Mali Attack: All Hostages Freed


Officials say suspected Islamist gunmen who stormed a hotel in Mali’s capital, Bamako, have “no more hostages”. The Radisson Blu Hotel was stormed by special forces after gunmen entered it and seized 170 people. At least 30 of the hostages are known to have escaped.

Al-Qaeda in the Islamic Maghreb and its offshoot al-Murabitoun said they carried out the attack, according to an agency used by jihadists in the region. At least 18 people have died and two soldiers wounded.

One of those killed was Geoffrey Dieudonne, a member of parliament in Belgium’s Wallonia region. A journalist in the lobby of the hotel told the BBC that hostages were leaving the hotel. It is not clear how many survived.

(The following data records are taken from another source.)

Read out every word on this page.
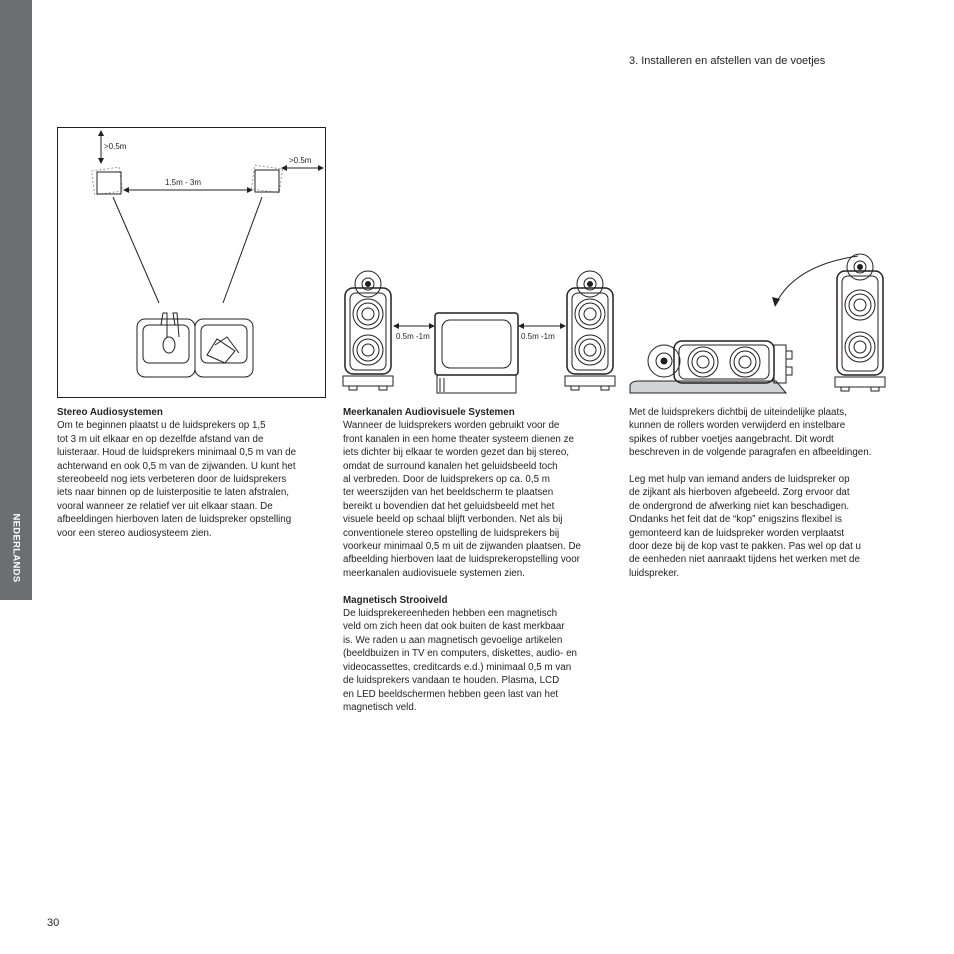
NEDERLANDS
3. Installeren en afstellen van de voetjes
>0.5m
1.5m - 3m
>0.5m
0.5m -1m	0.5m -1m
Stereo Audiosystemen

Om te beginnen plaatst u de luidsprekers op 1,5

tot 3 m uit elkaar en op dezelfde afstand van de

luisteraar. Houd de luidsprekers minimaal 0,5 m van de

achterwand en ook 0,5 m van de zijwanden. U kunt het

stereobeeld nog iets verbeteren door de luidsprekers

iets naar binnen op de luisterpositie te laten afstralen,

vooral wanneer ze relatief ver uit elkaar staan. De

afbeeldingen hierboven laten de luidspreker opstelling

voor een stereo audiosysteem zien.

Meerkanalen Audiovisuele Systemen

Wanneer de luidsprekers worden gebruikt voor de

front kanalen in een home theater systeem dienen ze

iets dichter bij elkaar te worden gezet dan bij stereo,

omdat de surround kanalen het geluidsbeeld toch

al verbreden. Door de luidsprekers op ca. 0,5 m

ter weerszijden van het beeldscherm te plaatsen

bereikt u bovendien dat het geluidsbeeld met het

visuele beeld op schaal blijft verbonden. Net als bij

conventionele stereo opstelling de luidsprekers bij

voorkeur minimaal 0,5 m uit de zijwanden plaatsen. De

afbeelding hierboven laat de luidsprekeropstelling voor

meerkanalen audiovisuele systemen zien.

Magnetisch Strooiveld

De luidsprekereenheden hebben een magnetisch

veld om zich heen dat ook buiten de kast merkbaar

is. We raden u aan magnetisch gevoelige artikelen

(beeldbuizen in TV en computers, diskettes, audio- en

videocassettes, creditcards e.d.) minimaal 0,5 m van

de luidsprekers vandaan te houden. Plasma, LCD

en LED beeldschermen hebben geen last van het

magnetisch veld.

Met de luidsprekers dichtbij de uiteindelijke plaats,

kunnen de rollers worden verwijderd en instelbare

spikes of rubber voetjes aangebracht. Dit wordt

beschreven in de volgende paragrafen en afbeeldingen.

Leg met hulp van iemand anders de luidspreker op

de zijkant als hierboven afgebeeld. Zorg ervoor dat

de ondergrond de afwerking niet kan beschadigen.

Ondanks het feit dat de “kop” enigszins flexibel is

gemonteerd kan de luidspreker worden verplaatst

door deze bij de kop vast te pakken. Pas wel op dat u

de eenheden niet aanraakt tijdens het werken met de

luidspreker.

30
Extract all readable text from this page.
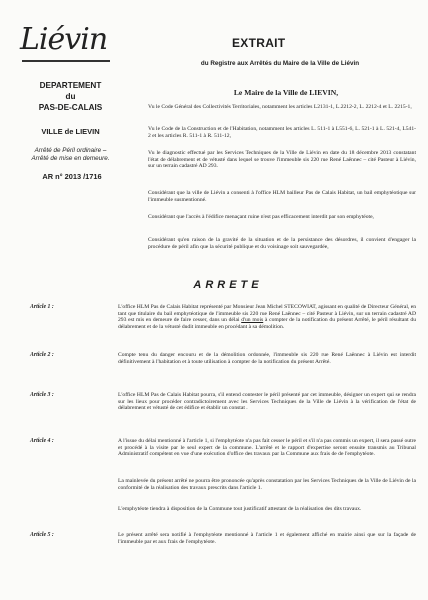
Liévin	EXTRAIT
du Registre aux Arrêtés du Maire de la Ville de Liévin
DEPARTEMENT
du
PAS-DE-CALAIS
VILLE de LIEVIN
Arrêté de Péril ordinaire –
Arrêté de mise en demeure.
AR n° 2013 /1716
Le Maire de la Ville de LIEVIN,

Vu le Code Général des Collectivités Territoriales, notamment les articles L2131-1, L.2212-2, L. 2212-4 et L. 2215-1,

Vu le Code de la Construction et de l'Habitation, notamment les articles L. 511-1 à L551-6, L. 521-1 à L. 521-4, L541-2 et les articles R. 511-1 à R. 511-12,

Vu le diagnostic effectué par les Services Techniques de la Ville de Liévin en date du 18 décembre 2013 constatant l'état de délabrement et de vétusté dans lequel se trouve l'immeuble sis 220 rue René Laënnec – cité Pasteur à Liévin, sur un terrain cadastré AD 293.

Considérant que la ville de Liévin a consenti à l'office HLM bailleur Pas de Calais Habitat, un bail emphytéotique sur l'immeuble susmentionné.

Considérant que l'accès à l'édifice menaçant ruine n'est pas efficacement interdit par son emphytéote,

Considérant qu'en raison de la gravité de la situation et de la persistance des désordres, il convient d'engager la procédure de péril afin que la sécurité publique et du voisinage soit sauvegardée,

ARRETE
Article 1 :	L'office HLM Pas de Calais Habitat représenté par Monsieur Jean Michel STECOWIAT, agissant en qualité de Directeur Général, en tant que titulaire du bail emphytéotique de l'immeuble sis 220 rue René Laënnec – cité Pasteur à Liévin, sur un terrain cadastré AD 293 est mis en demeure de faire cesser, dans un délai d'un mois à compter de la notification du présent Arrêté, le péril résultant du délabrement et de la vétusté dudit immeuble en procédant à sa démolition.

Article 2 :	Compte tenu du danger encouru et de la démolition ordonnée, l'immeuble sis 220 rue René Laënnec à Liévin est interdit définitivement à l'habitation et à toute utilisation à compter de la notification du présent Arrêté.

Article 3 :	L'office HLM Pas de Calais Habitat pourra, s'il entend contester le péril présenté par cet immeuble, désigner un expert qui se rendra sur les lieux pour procéder contradictoirement avec les Services Techniques de la Ville de Liévin à la vérification de l'état de délabrement et vétusté de cet édifice et établir un constat .

Article 4 :	A l'issue du délai mentionné à l'article 1, si l'emphytéote n'a pas fait cesser le péril et s'il n'a pas commis un expert, il sera passé outre et procédé à la visite par le seul expert de la commune. L'arrêté et le rapport d'expertise seront ensuite transmis au Tribunal Administratif compétent en vue d'une exécution d'office des travaux par la Commune aux frais de de l'emphytéote.

La mainlevée du présent arrêté ne pourra être prononcée qu'après constatation par les Services Techniques de la Ville de Liévin de la conformité de la réalisation des travaux prescrits dans l'article 1.

L'emphytéote tiendra à disposition de la Commune tout justificatif attestant de la réalisation des dits travaux.

Article 5 :	Le présent arrêté sera notifié à l'emphytéote mentionné à l'article 1 et également affiché en mairie ainsi que sur la façade de l'immeuble par et aux frais de l'emphytéote.
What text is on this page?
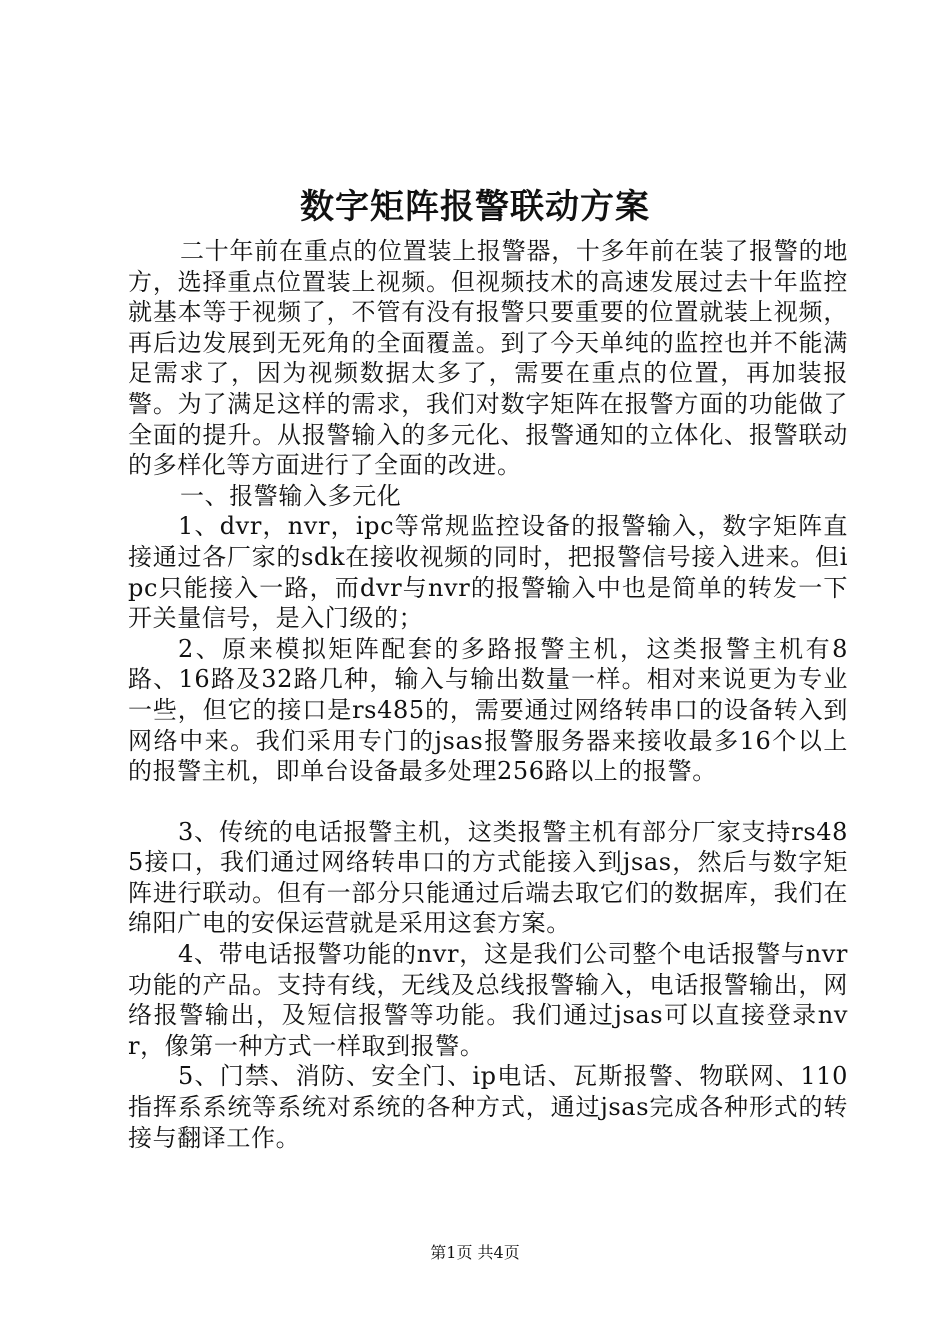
数字矩阵报警联动方案

二十年前在重点的位置装上报警器，十多年前在装了报警的地方，选择重点位置装上视频。但视频技术的高速发展过去十年监控就基本等于视频了，不管有没有报警只要重要的位置就装上视频，再后边发展到无死角的全面覆盖。到了今天单纯的监控也并不能满足需求了，因为视频数据太多了，需要在重点的位置，再加装报警。为了满足这样的需求，我们对数字矩阵在报警方面的功能做了全面的提升。从报警输入的多元化、报警通知的立体化、报警联动的多样化等方面进行了全面的改进。

一、报警输入多元化

1、dvr，nvr，ipc等常规监控设备的报警输入，数字矩阵直接通过各厂家的sdk在接收视频的同时，把报警信号接入进来。但ipc只能接入一路，而dvr与nvr的报警输入中也是简单的转发一下开关量信号，是入门级的；

2、原来模拟矩阵配套的多路报警主机，这类报警主机有8路、16路及32路几种，输入与输出数量一样。相对来说更为专业一些，但它的接口是rs485的，需要通过网络转串口的设备转入到网络中来。我们采用专门的jsas报警服务器来接收最多16个以上的报警主机，即单台设备最多处理256路以上的报警。

3、传统的电话报警主机，这类报警主机有部分厂家支持rs485接口，我们通过网络转串口的方式能接入到jsas，然后与数字矩阵进行联动。但有一部分只能通过后端去取它们的数据库，我们在绵阳广电的安保运营就是采用这套方案。

4、带电话报警功能的nvr，这是我们公司整个电话报警与nvr功能的产品。支持有线，无线及总线报警输入，电话报警输出，网络报警输出，及短信报警等功能。我们通过jsas可以直接登录nvr，像第一种方式一样取到报警。

5、门禁、消防、安全门、ip电话、瓦斯报警、物联网、110指挥系系统等系统对系统的各种方式，通过jsas完成各种形式的转接与翻译工作。

第1页 共4页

The US-owned hotel is popular with foreign businesses and airline crews. Eyewitnesses said the gunmen had entered the hotel shooting and shouting “God is great!” in Arabic. Before special forces stormed the building, a security source told Reuters that some hostages who were able to recite verses of the Koran were being freed.

Mali’s presidency has tweeted thanking the security forces and friendly countries for their support in responding to the attacks. US special forces had helped in the hostage rescue operation. French special forces were also dispatched to the scene.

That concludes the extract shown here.